Oh, was I so wrong.  As I have mentioned before, ice skating is not like riding a bicycle.  I ended up on my rear end, at least half a dozen times making just one lap around the rink.  It was bad.  I would fall…a lot.  And falls hurt a whole lot more than when I was younger.  I got stubborn, though, and decided there was just no way I was going to give that up.  Not going to happen.  No way, no how.  I used to have fun at this and I was damned if I was going to let it beat me now.

So we got my daughter into her classes.  And during the public skate session, I struggled along on the ice with her.

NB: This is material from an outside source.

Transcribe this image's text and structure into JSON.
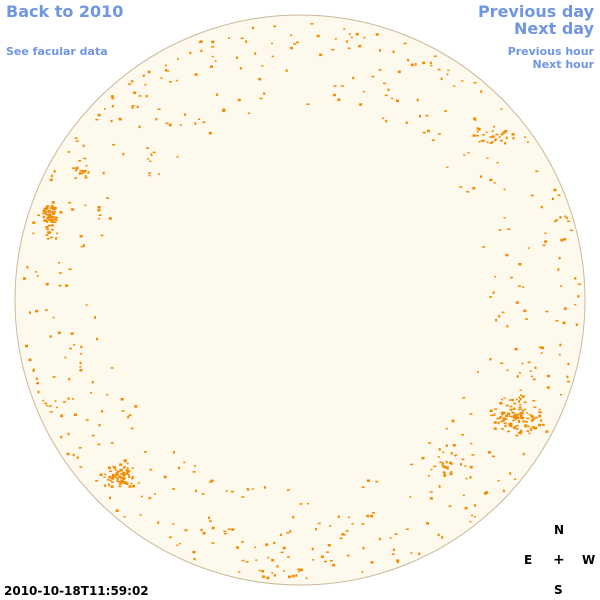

Then, a scheduling conflict arose between her ice skating classes and another activity.  We looked around for an alternative and found it at Fuel Tank at Fishers (Indy Fuel Tank).  They had classes on a different day of the week which resolved the schedule conflict.  But they also had something else.  They had adult classes.  And, since the age for “Adult” started at 15 (with my daughter 14 turning 15 that year) we could take our classes at the same time.

Oh, I was so there.

So I started in “Adult One”.  My daughter started in “Adult two” or “Adult three”, something like that.  But I was getting on that ice.  Now, I mentioned foot pain up above?  Well, it was worse, a lot worse, in ice skates.  I ended up spending 2/3 or so each class just sitting trying to let the pain subside.  I’d skate across, doing whatever we were doing in that class, then stop and rest.  Try again.  Rest again.  And in public skate?  Once, maybe twice, around the rink, stopping halfway each time to rest.

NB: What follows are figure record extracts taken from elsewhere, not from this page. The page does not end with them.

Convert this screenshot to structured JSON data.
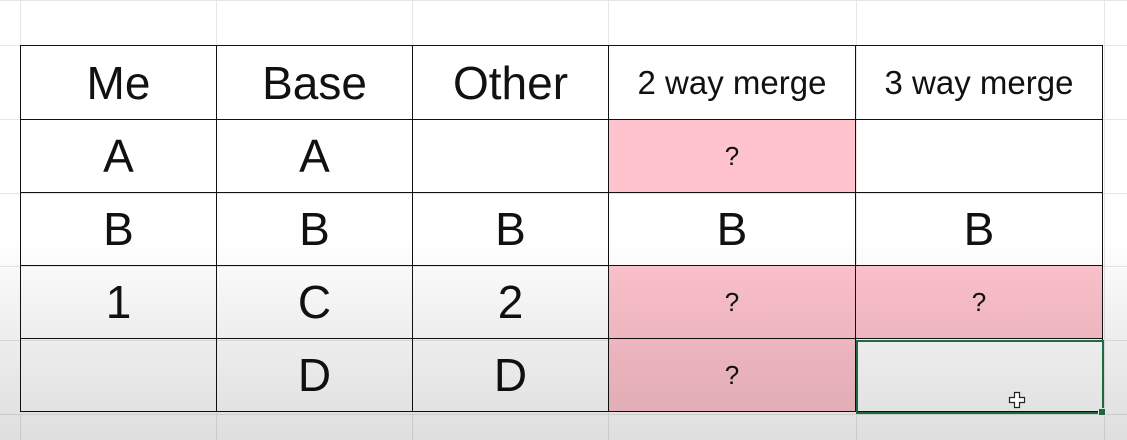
{
  "table": {
    "headers": [
      "Me",
      "Base",
      "Other",
      "2 way merge",
      "3 way merge"
    ],
    "rows": [
      [
        "A",
        "A",
        "",
        "?",
        ""
      ],
      [
        "B",
        "B",
        "B",
        "B",
        "B"
      ],
      [
        "1",
        "C",
        "2",
        "?",
        "?"
      ],
      [
        "",
        "D",
        "D",
        "?",
        ""
      ]
    ]
  },
  "colors": {
    "conflict_fill": "#ffc3cd",
    "question_mark": "#8a1010",
    "selection_border": "#217346"
  },
  "selected_cell": {
    "row": 4,
    "column": "3 way merge"
  },
  "icons": {
    "cursor": "excel-plus-cursor-icon"
  }
}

Before I even got on the ice, simply bending over to try to lace and tighten the skates compressed my gut to the point where I. could. not. breathe.  I had to bend over, lace one or two hooks, sit up, breathe, and repeat until I got the skates on.  It was pure misery.

But I can be…stubborn.

I kept at it.  I added other exercises at home.  Throughout the day I’d take a minute or two to do an exercise:  pushups, squats, a sort of half-squat where I’d keep my back strictly upright (mimicking posture for skating), etc.  The calendar on my phone numbers the weeks.  And that’s what I used as a guide.  Whichever “number” the week was, that was the number of reps I did.  Week ten, ten reps.  Week 11, 11 reps.  And so on.  The progress is modest, certainly, but inexorable.  After all, there are 52 weeks in a year.

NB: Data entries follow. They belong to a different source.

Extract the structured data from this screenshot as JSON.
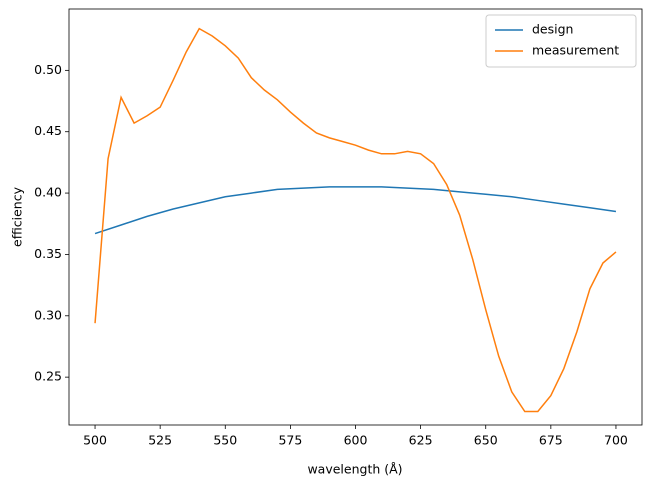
{
  "chart_data": {
    "type": "line",
    "xlabel": "wavelength (Å)",
    "ylabel": "efficiency",
    "xlim": [
      490,
      710
    ],
    "ylim": [
      0.211,
      0.55
    ],
    "xticks": [
      500,
      525,
      550,
      575,
      600,
      625,
      650,
      675,
      700
    ],
    "yticks": [
      0.25,
      {
        "value": 0.3,
        "label": "0.30"
      },
      0.35,
      {
        "value": 0.4,
        "label": "0.40"
      },
      0.45,
      {
        "value": 0.5,
        "label": "0.50"
      }
    ],
    "legend": "upper right",
    "series": [
      {
        "name": "design",
        "color": "#1f77b4",
        "x": [
          500,
          510,
          520,
          530,
          540,
          550,
          560,
          570,
          580,
          590,
          600,
          610,
          620,
          630,
          640,
          650,
          660,
          670,
          680,
          690,
          700
        ],
        "values": [
          0.367,
          0.374,
          0.381,
          0.387,
          0.392,
          0.397,
          0.4,
          0.403,
          0.404,
          0.405,
          0.405,
          0.405,
          0.404,
          0.403,
          0.401,
          0.399,
          0.397,
          0.394,
          0.391,
          0.388,
          0.385
        ]
      },
      {
        "name": "measurement",
        "color": "#ff7f0e",
        "x": [
          500,
          505,
          510,
          515,
          520,
          525,
          530,
          535,
          540,
          545,
          550,
          555,
          560,
          565,
          570,
          575,
          580,
          585,
          590,
          595,
          600,
          605,
          610,
          615,
          620,
          625,
          630,
          635,
          640,
          645,
          650,
          655,
          660,
          665,
          670,
          675,
          680,
          685,
          690,
          695,
          700
        ],
        "values": [
          0.294,
          0.428,
          0.478,
          0.457,
          0.463,
          0.47,
          0.492,
          0.515,
          0.534,
          0.528,
          0.52,
          0.51,
          0.494,
          0.484,
          0.476,
          0.466,
          0.457,
          0.449,
          0.445,
          0.442,
          0.439,
          0.435,
          0.432,
          0.432,
          0.434,
          0.432,
          0.424,
          0.407,
          0.382,
          0.346,
          0.305,
          0.267,
          0.238,
          0.222,
          0.222,
          0.235,
          0.257,
          0.287,
          0.322,
          0.343,
          0.352
        ]
      }
    ]
  }
}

I also started working on my diet.  I kept a food diary, a comprehensive one.  I also set goals.  I do a mostly keto diet these days.  I say “mostly” because I don’t worry much about “clean” vs. “dirty” fats or “free range” or whatever other stuff people come up with looking for some magic formula.  No, I simply set target levels of what they call “macros”–protein, fats, and net carbohydrates (that’s total carbs minus the indigestible ones–fiber, sugar alcohols, that sort of thing that don’t provide calories).  I started modest in terms of reducing carbohydrates, 50 g per day.  Later I reduced that to 20-30.  Protein appropriate for my activity level (and I may need to adjust that) and enough fats to provide my target calories for the day.

And it worked.  The weight has been coming off, quickly at first, then tapering off a bit later.  My energy level is up.  The foot pain is mostly gone (a bit during skating, but nowhere near as bad as it was.  During public skate I do more than an hour of solid skating.  I not only take my half hour class without having to stop, before that I help teach the kids in the “Snowplow Sam” classes.

My health is better.  My blood pressure is down.  The episodes of shortness of breath I used to have (and, indeed, had had for years) have mostly gone away.  Here’s what I look like now (201.6 lbs, that’s 91.4 kg to you metric folk).

2020a

On the whole, it’s been a pretty good year.